China has called on the country's richest individuals and companies to share their affluence more evenly, in the interests of social justice and fairness. In Britain, inequality seems a core tenet of Prime Minister Liz Truss' class war on the population.

Last week's UK mini-budget outrageously rewards the already-rich, in a deliberate strategy that many believe to transfer wealth from 99 percent of the population to the richest 1 percent. They called it trickle-down economics in the 1980s - now they call it Trussonomics - and it's never worked because at its heart lies the exploitation that underpins capitalism.

So while China is focused on achieving equality arising from economic growth, Truss is focused on division.

Zurich-based Credit Suisse calculated the median figure of each region in the world by drawing a line through the distribution of wealth, leaving on one side of the line half of the citizens who are worth less than the median, and on the other side those citizens who are worth more. A drawback to this method is that it can mask the yawning gap that exists in every country: at one end there are people in poverty and at the other there are the super-rich. So there are billionaires at one end, paupers at the other and medians in the middle.

It is a test of a country's political character how it tries to bridge this gulf.

In Britain, where 22 percent of the population (including almost a third of children and a fifth of the elderly) live in poverty, and where lower wage levels have stagnated, the government is putting all its faith in the trickle-down approach, despite it being widely discredited as an economic theory for many years.

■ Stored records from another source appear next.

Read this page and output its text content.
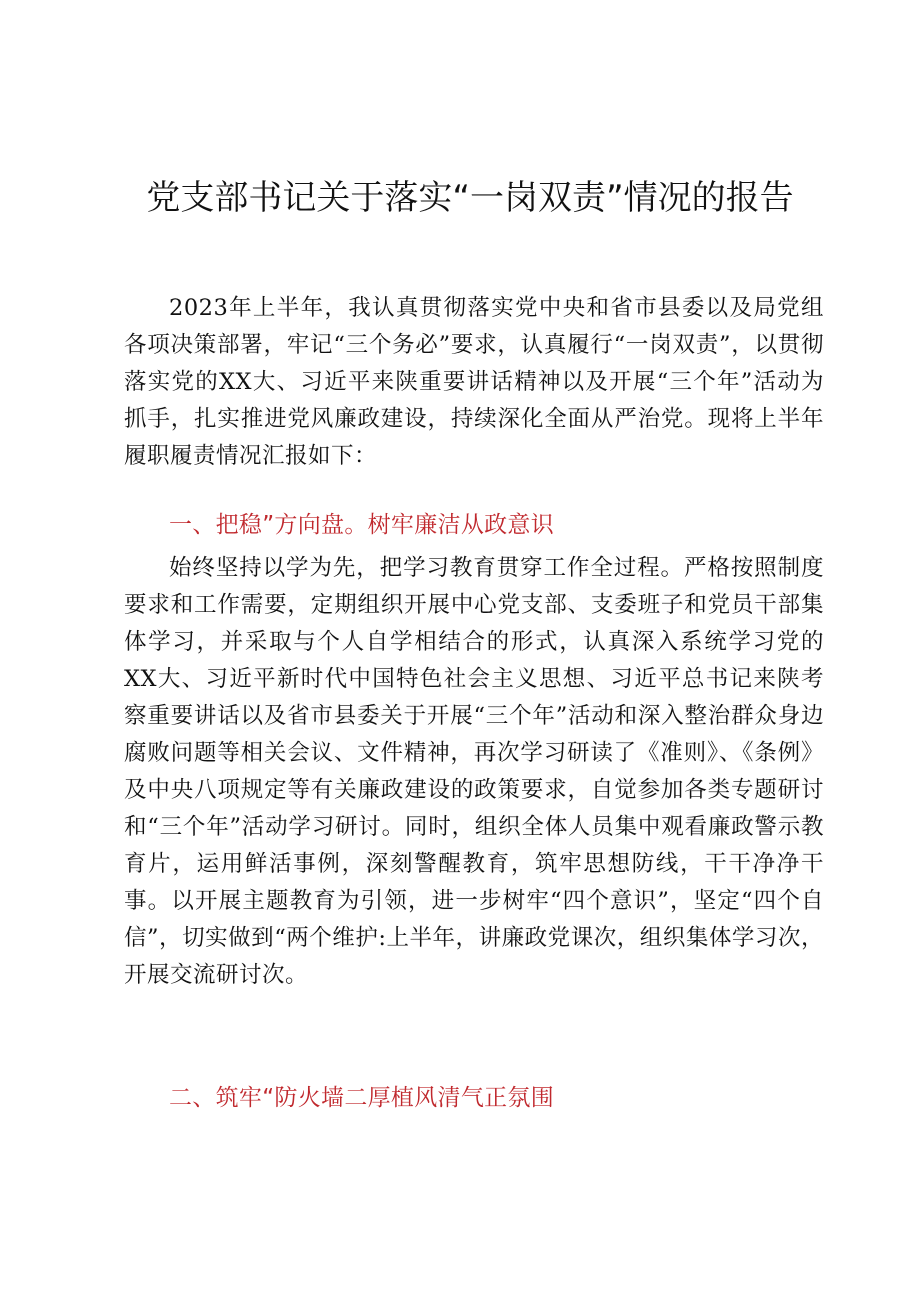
党支部书记关于落实“一岗双责”情况的报告

2023年上半年，我认真贯彻落实党中央和省市县委以及局党组各项决策部署，牢记“三个务必”要求，认真履行“一岗双责”，以贯彻落实党的XX大、习近平来陕重要讲话精神以及开展“三个年”活动为抓手，扎实推进党风廉政建设，持续深化全面从严治党。现将上半年履职履责情况汇报如下：

一、把稳”方向盘。树牢廉洁从政意识

始终坚持以学为先，把学习教育贯穿工作全过程。严格按照制度要求和工作需要，定期组织开展中心党支部、支委班子和党员干部集体学习，并采取与个人自学相结合的形式，认真深入系统学习党的XX大、习近平新时代中国特色社会主义思想、习近平总书记来陕考察重要讲话以及省市县委关于开展“三个年”活动和深入整治群众身边腐败问题等相关会议、文件精神，再次学习研读了《准则》、《条例》及中央八项规定等有关廉政建设的政策要求，自觉参加各类专题研讨和“三个年”活动学习研讨。同时，组织全体人员集中观看廉政警示教育片，运用鲜活事例，深刻警醒教育，筑牢思想防线，干干净净干事。以开展主题教育为引领，进一步树牢“四个意识”，坚定“四个自信”，切实做到“两个维护:上半年，讲廉政党课次，组织集体学习次，开展交流研讨次。

二、筑牢“防火墙二厚植风清气正氛围
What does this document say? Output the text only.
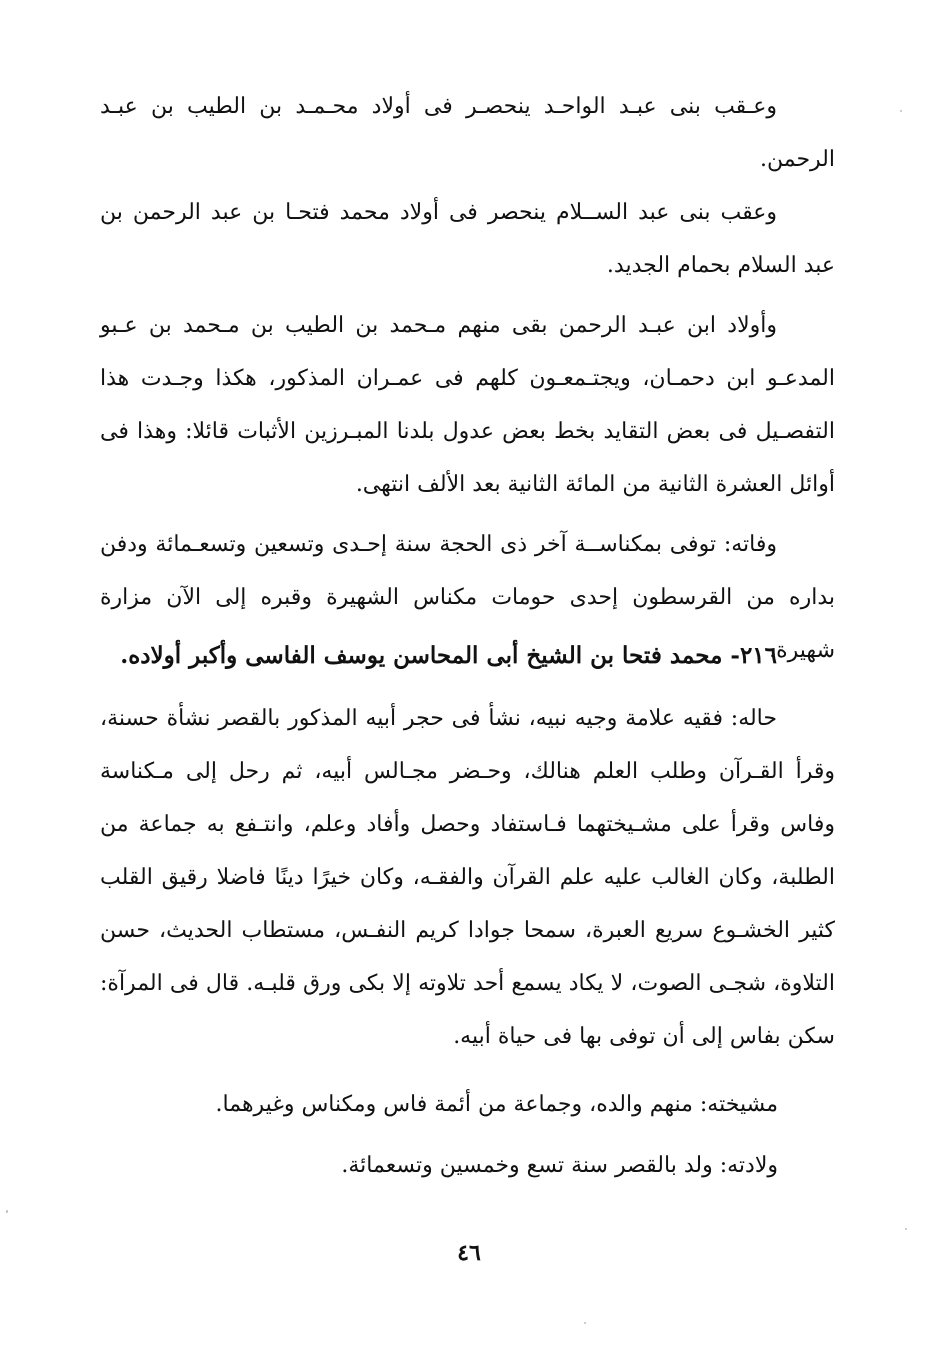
وعـقب بنى عبـد الواحـد ينحصـر فى أولاد محـمـد بن الطيب بن عبـد الرحمن.

وعقب بنى عبد الســلام ينحصر فى أولاد محمد فتحـا بن عبد الرحمن بن عبد السلام بحمام الجديد.

وأولاد ابن عبـد الرحمن بقى منهم مـحمد بن الطيب بن مـحمد بن عـبو المدعـو ابن دحمـان، ويجتـمعـون كلهم فى عمـران المذكور، هكذا وجـدت هذا التفصـيل فى بعض التقايد بخط بعض عدول بلدنا المبـرزين الأثبات قائلا: وهذا فى أوائل العشرة الثانية من المائة الثانية بعد الألف انتهى.

وفاته: توفى بمكناســة آخر ذى الحجة سنة إحـدى وتسعين وتسعـمائة ودفن بداره من القرسطون إحدى حومات مكناس الشهيرة وقبره إلى الآن مزارة شهيرة.

٢١٦- محمد فتحا بن الشيخ أبى المحاسن يوسف الفاسى وأكبر أولاده.

حاله: فقيه علامة وجيه نبيه، نشأ فى حجر أبيه المذكور بالقصر نشأة حسنة، وقرأ القـرآن وطلب العلم هنالك، وحـضر مجـالس أبيه، ثم رحل إلى مـكناسة وفاس وقرأ على مشـيختهما فـاستفاد وحصل وأفاد وعلم، وانتـفع به جماعة من الطلبة، وكان الغالب عليه علم القرآن والفقـه، وكان خيرًا دينًا فاضلا رقيق القلب كثير الخشـوع سريع العبرة، سمحا جوادا كريم النفـس، مستطاب الحديث، حسن التلاوة، شجـى الصوت، لا يكاد يسمع أحد تلاوته إلا بكى ورق قلبـه. قال فى المرآة: سكن بفاس إلى أن توفى بها فى حياة أبيه.

مشيخته: منهم والده، وجماعة من أئمة فاس ومكناس وغيرهما.
ولادته: ولد بالقصر سنة تسع وخمسين وتسعمائة.
٤٦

China approaches the challenge from a different direction. Its track record in economic management has been strong for decades. More than 30 years ago, about 750 million Chinese lived in poverty. By 2016 it was 7.2 million, according to the World Bank. 

According to Credit Suisse, China's economy is so strong that household wealth will achieve the same growth in five years, by 2026, that would take 14 years in the US. But China will also have created millionaires seven times faster than America in the same period. The number of individuals around the world with "ultra high net worth" - those worth more than $50 million - has also exploded, including in China, during the recovery from the pandemic. Billions of low- and middle-income people surviving on narrow margins, by contrast, lost their savings during the pandemic.

China's leadership has pledged a socialist system prioritizing the needs of all people, not only a select few. Now that China has the world's second-largest economy, the Party has urged businesses and tycoons to share their wealth with the rest of the country, and has required officials to examine a more equitable spread of housing, schooling and health care outside of the big cities. 

This is in marked contrast to major companies in the West which are widely criticized for minimizing - or even avoiding - paying corporate taxes.

Socialism with Chinese characteristics can not only work - it can outperform Western capitalism, especially at a time when the world is facing an economic crisis.